In the face of a growing public debate, politicians around the country have made statements in support of medicinal cannabis, some supporting clinical trials before medicinal cannabis is made available, others support the availability of medicinal cannabis in pharmaceutical form after it has been through an approval process run by the federal Therapeutic Goods Administration (TGA).
While these proposals might sound positive, there is a risk that they will lead to lengthy delays with no guaranteed outcomes for people who are suffering now and who could benefit from medicinal cannabis now. We’ve seen this before – in 1999 the NSW Government announced it would establish a four year trial of the medical use of cannabis. The prominence of the issue faded and the trial never happened. Even if a clinical trial did now eventuate, it could take years for the results to be translated into a policy shift.

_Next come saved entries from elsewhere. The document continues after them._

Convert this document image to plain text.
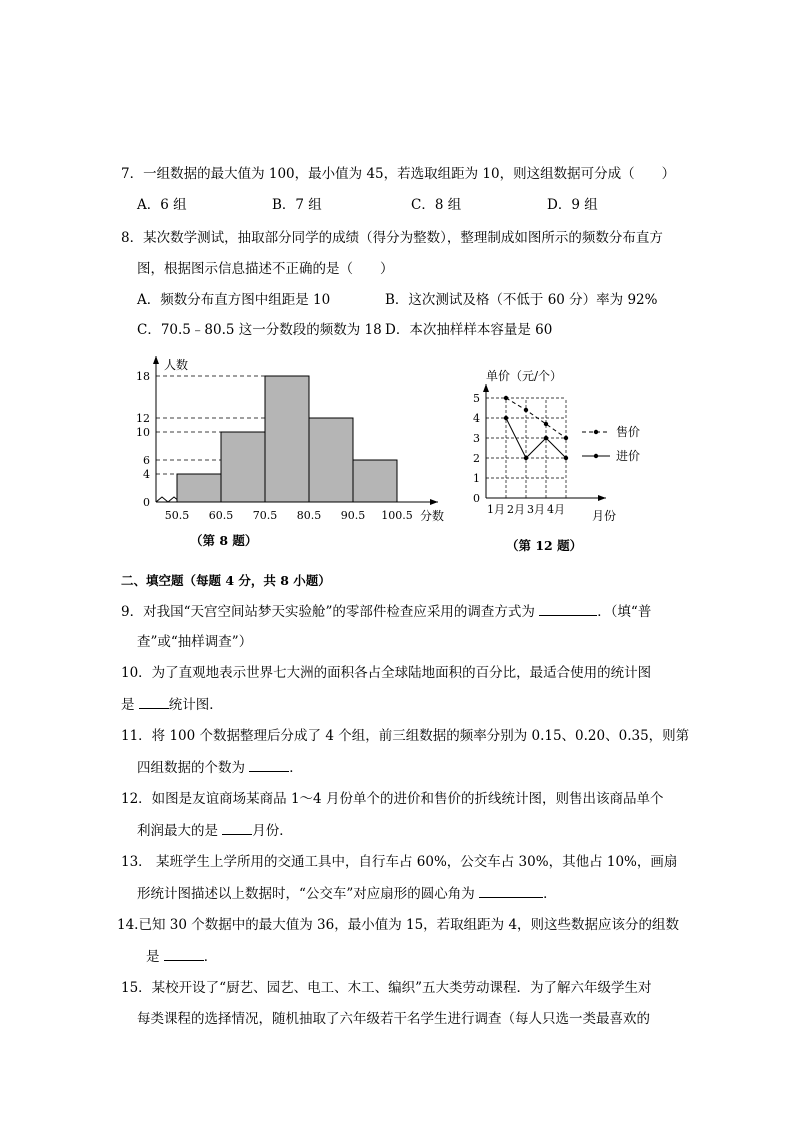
7．一组数据的最大值为 100，最小值为 45，若选取组距为 10，则这组数据可分成（　　）
A．6 组	B．7 组	C．8 组	D．9 组
8．某次数学测试，抽取部分同学的成绩（得分为整数），整理制成如图所示的频数分布直方
图，根据图示信息描述不正确的是（　　）
A．频数分布直方图中组距是 10	B．这次测试及格（不低于 60 分）率为 92%
C．70.5﹣80.5 这一分数段的频数为 18 D．本次抽样样本容量是 60
0
4
6
10
12
18
50.5 60.5 70.5 80.5 90.5 100.5
人数
分数
（第 8 题）
0
1
2
3
4
5
1月 2月 3月 4月
售价
进价
单价（元/个）
月份
（第 12 题）
二、填空题（每题 4 分，共 8 小题）
9．对我国“天宫空间站梦天实验舱”的零部件检查应采用的调查方式为	．（填“普
查”或“抽样调查”）
10．为了直观地表示世界七大洲的面积各占全球陆地面积的百分比，最适合使用的统计图
是 统计图．
11．将 100 个数据整理后分成了 4 个组，前三组数据的频率分别为 0.15、0.20、0.35，则第
四组数据的个数为	．
12．如图是友谊商场某商品 1～4 月份单个的进价和售价的折线统计图，则售出该商品单个
利润最大的是 月份．
13． 某班学生上学所用的交通工具中，自行车占 60%，公交车占 30%，其他占 10%，画扇
形统计图描述以上数据时，“公交车”对应扇形的圆心角为	．
14.已知 30 个数据中的最大值为 36，最小值为 15，若取组距为 4，则这些数据应该分的组数
是	．
15．某校开设了“厨艺、园艺、电工、木工、编织”五大类劳动课程．为了解六年级学生对
每类课程的选择情况，随机抽取了六年级若干名学生进行调查（每人只选一类最喜欢的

Perhaps more importantly, I would argue that the evidence is already sufficiently strong to support the use of medicinal cannabis now. As an example, a recent German medical review, cited in the Medical Journal of Australia, assessed the controlled trials that had already been conducted around the world and found the majority were favourable. On the strength of the evidence, many other countries already allow access to medicinal cannabis. Over 20 US states allow the use of medicinal cannabis. The Netherlands allows patients to collect cannabis from pharmacies on prescription. Yes, trials in Australia would be useful. More evidence and information is always useful. But trials shouldn’t be a hurdle that must be passed before we let sick people use cannabis.
The Bill that the Greens have put forward for legalising access in the ACT is a solution that we can act on now, removing the obstacles for those who need access to medicinal cannabis. It’s a moderate approach that means that those who are sick, and their families and carers, will not be forced to commit a crime when they seek to relieve their own suffering, or the suffering of their loved ones.